休斯:你所提出的“形式化”意味着使用有规则的韵律、有规则的分节以及通常有的押韵。但它也暗示了某种绝对的形式,尽管它并没有上文所说的这些明显特征;它暗示的是任何一种形式,只要是受到了一种强烈的、不可随意变更的内在法则的约束,只要是作者不得不服从、不能像对一封信的措辞那样随便玩。这种更深层、更隐蔽的形式,虽然没有显示为有规则的格律、诗节的构筑或尾韵,但不能从任何角度称为“自由诗”。你随便拿出《荒原》的一段或者艾略特的《玛丽娜》可能是个更好的例子。这些诗中的每一个字都是形式上固定的、锁定于灵活的内在法则中的。这些词的音乐、音调的音乐必然性、音高、节奏分布以及变音组合——所有这些在某种程度上是绝对的、不可变换的,是对异常强大的诗性力量最终的完美收纳。你可以举出许多其他例子:斯马特(smart)的《欢愉于羔羊》、莎士比亚的无韵诗中的任何一段、莎士比亚的散文。在我看来,通常被称为“自由诗”中最好的诗一直渴望具有那种形式必然性——一种固定的、不可变换的、具有音乐性但隐藏着戏剧性的形状。这种诗歌与有规则的、有格律的、押韵诗节之间的一个区别是,它为读者的初读定下调子。有规则的形式特征给予读者一些瞬间可见的意义,给阅读指明了最简明的方向,或者像儿歌那样易于表演;从第一次见面开始,一首诗就有一种熟悉的、友好的外观。但是当这些特征缺失时——没有常规的韵律、没有分节的形状、没有明显的押韵——读者就不得不摸索,寻找那些不那么明显、更深层的音乐戏剧规律。这需要时间,读一两遍不够。
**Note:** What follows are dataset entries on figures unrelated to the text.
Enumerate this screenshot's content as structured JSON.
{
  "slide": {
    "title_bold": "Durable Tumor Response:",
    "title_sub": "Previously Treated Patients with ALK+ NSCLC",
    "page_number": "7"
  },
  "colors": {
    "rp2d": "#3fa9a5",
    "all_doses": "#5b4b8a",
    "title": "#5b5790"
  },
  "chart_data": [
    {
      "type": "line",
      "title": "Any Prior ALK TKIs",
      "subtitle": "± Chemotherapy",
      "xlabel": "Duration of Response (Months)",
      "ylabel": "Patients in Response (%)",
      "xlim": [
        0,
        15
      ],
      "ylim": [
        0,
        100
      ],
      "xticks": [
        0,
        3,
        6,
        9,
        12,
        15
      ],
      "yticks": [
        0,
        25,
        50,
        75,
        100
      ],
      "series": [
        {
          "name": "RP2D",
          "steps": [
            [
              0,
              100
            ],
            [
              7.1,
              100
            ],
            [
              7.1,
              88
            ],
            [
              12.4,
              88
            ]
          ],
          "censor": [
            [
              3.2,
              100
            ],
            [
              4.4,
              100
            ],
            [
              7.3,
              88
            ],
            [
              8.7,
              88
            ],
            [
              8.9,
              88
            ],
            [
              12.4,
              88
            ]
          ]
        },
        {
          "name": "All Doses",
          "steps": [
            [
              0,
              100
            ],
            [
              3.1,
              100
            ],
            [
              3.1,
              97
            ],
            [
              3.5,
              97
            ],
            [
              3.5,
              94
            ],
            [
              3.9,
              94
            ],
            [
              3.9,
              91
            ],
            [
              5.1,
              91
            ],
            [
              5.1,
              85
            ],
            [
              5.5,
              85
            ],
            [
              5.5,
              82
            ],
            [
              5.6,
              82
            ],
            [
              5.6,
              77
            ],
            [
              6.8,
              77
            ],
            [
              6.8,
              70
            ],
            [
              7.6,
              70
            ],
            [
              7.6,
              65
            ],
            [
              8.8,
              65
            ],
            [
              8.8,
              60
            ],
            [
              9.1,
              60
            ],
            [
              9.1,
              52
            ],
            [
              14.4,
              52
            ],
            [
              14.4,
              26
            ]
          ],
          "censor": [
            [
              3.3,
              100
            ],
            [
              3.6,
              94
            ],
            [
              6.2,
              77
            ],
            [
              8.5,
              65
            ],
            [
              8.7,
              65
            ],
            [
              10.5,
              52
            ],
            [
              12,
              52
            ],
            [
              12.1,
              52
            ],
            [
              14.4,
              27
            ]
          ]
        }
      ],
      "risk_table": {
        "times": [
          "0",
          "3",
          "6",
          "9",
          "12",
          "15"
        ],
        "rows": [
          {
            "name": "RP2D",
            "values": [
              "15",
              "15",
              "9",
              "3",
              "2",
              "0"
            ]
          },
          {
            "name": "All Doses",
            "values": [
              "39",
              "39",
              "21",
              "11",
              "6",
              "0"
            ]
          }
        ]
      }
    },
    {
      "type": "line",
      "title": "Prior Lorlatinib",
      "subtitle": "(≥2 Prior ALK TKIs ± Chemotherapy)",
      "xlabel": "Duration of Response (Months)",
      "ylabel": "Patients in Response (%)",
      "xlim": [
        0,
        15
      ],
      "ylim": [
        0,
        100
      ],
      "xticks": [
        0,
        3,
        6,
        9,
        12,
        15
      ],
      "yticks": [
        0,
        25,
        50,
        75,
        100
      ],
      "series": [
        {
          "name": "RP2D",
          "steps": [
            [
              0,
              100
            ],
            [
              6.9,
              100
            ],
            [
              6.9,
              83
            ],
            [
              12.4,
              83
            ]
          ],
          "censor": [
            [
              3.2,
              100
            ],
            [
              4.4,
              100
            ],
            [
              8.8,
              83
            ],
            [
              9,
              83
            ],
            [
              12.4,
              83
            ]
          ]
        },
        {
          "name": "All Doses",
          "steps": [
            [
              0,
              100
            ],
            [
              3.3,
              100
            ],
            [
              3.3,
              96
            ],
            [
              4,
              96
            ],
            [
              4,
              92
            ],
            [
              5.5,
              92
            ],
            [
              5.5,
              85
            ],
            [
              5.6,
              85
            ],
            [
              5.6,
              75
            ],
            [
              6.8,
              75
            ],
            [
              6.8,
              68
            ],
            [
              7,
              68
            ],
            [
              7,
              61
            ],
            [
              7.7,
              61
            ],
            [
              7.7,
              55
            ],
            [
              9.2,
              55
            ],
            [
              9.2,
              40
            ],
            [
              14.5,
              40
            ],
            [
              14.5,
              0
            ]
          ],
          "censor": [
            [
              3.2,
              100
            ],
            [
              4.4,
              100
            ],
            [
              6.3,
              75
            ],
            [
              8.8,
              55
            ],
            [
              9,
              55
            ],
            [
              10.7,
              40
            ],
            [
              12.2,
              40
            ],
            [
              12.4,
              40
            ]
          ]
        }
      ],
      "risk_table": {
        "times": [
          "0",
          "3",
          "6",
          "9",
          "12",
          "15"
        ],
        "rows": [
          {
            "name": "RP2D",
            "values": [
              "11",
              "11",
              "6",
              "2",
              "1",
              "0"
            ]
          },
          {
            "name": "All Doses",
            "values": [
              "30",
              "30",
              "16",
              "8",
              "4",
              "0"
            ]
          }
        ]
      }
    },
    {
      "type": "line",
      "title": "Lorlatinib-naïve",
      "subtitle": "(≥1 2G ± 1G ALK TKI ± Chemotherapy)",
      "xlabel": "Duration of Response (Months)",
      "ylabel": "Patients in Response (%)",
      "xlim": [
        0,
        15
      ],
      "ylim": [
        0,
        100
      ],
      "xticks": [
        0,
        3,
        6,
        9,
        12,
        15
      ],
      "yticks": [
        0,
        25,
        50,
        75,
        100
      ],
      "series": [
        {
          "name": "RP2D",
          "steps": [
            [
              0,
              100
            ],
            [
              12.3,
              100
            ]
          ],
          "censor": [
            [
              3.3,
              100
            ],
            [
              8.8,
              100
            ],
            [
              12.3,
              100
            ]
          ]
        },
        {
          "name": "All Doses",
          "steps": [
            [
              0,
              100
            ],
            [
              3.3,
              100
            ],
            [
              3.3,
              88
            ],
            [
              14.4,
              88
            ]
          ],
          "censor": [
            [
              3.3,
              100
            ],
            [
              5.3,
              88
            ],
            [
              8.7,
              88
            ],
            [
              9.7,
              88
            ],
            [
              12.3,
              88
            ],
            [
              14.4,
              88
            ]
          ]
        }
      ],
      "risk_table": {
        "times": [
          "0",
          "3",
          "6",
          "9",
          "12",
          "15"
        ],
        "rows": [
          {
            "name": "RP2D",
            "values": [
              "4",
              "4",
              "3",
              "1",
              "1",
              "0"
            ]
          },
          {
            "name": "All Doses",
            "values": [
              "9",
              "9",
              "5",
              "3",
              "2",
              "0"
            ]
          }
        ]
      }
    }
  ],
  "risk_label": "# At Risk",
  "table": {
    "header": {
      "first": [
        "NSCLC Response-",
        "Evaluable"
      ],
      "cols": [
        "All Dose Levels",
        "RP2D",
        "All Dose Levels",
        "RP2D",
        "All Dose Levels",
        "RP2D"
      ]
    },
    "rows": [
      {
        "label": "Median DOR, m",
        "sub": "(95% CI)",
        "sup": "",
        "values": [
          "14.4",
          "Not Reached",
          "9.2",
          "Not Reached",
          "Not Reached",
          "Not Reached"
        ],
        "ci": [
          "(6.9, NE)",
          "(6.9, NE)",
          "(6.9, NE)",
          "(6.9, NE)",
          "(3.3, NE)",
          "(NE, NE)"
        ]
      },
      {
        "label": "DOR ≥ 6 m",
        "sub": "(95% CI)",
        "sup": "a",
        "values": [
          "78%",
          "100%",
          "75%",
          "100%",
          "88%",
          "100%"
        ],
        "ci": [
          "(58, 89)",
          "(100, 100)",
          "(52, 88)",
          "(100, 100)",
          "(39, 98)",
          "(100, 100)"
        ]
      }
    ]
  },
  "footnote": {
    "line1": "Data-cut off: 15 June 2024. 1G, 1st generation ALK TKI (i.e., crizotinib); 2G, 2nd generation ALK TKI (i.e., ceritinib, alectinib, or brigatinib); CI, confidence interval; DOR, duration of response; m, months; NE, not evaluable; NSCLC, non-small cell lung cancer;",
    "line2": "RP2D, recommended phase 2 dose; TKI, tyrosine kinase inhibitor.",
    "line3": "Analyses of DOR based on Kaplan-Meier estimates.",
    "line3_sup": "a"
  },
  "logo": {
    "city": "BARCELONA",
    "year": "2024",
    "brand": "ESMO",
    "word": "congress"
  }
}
它需要富有诗意的想象力——或需要对节奏感、富有表现力的话语的才分。如果那些规则实际存在,就像在艾略特、斯马特和莎士比亚作品中那样,它们的必然性迟早会在读者的脑海中脱颖而出,而读者也会开始认识到某种绝对的内在形式的存在。当然,如果这些规则不存在,它们就永远不能冒出来。那么这件作品就永远不能抓住读者。初读之下,可能会很有趣甚至令人兴奋,但随后会逐渐散架。读者开始认识到它没有任何规则,没有促成一首诗成为此诗而非彼诗的规则……也就是没有隐在力量的任何更深层次的构筑。那么这东西就不会再被人读。

从长远来看,形式上很合规合矩的诗也有着相同的命运——被拒绝、被遗忘——无论其音律多么严格、其韵律多么准确灵巧。好的格律诗如果想抓住想象力并保持可读性,就必须不仅具有外在形式特征,还需与明显的自由诗同样具有隐在的音乐戏剧规则的动能。

话虽如此,我认为你还可以对采用不采用有规则的音律、诗节、押韵这些特征提出赞同或反对的论点。在我看来,不采用这些特征的主要论点是,它们所封闭了的音乐构筑形式,非常巨大多样,而我们必须进入。想象一下,如果莎士比亚只采用十四行诗和长韵诗,而从未进行过无韵诗的探索,从未探索过那些精彩对话或散文的音乐性飞行。想象一下,如果英雄双行体的格式要求不那么绝对,那么英国十八世纪还能出现什么。如果惠特曼死抱着他那糟糕的押韵,又会发生什么?在我看来,这是一个有力的论点。但使用音律、押韵,诗节的主要论点似乎也很强。这倒不仅仅是押韵和音律的要求实际上刺激了创造——显然它们在某些层面上确实做到了——但那不过是制作八宝箱并且包起来所产生的奇怪的满足感。或者像制作镶嵌宝石与肖像的项链盒。或者制作镜片精确排列的潜望镜盒。这其中自有一种神秘,我对此很确定。也许是数学上的满足感。以民谣的诗节为例,这基本上是英国的一种古老对句。这些四行诗中的佳作具有一种原始力量,不仅仅是音乐确定性,而是内在力量,是大多数人都能认识到的有偿体验的重量。然而,当你打破这种音律,消除或弄乱这些韵脚时,一切都消失了。再举一个普里莫·莱维的话为例。他发现,在死亡集中营,当人们从记忆中挖掘诗歌变得非常重要时,韵律规则的押韵诗更能忠实地记起,我不确定他是不是还说过这样的诗更抚慰人。他这话你不会忘记。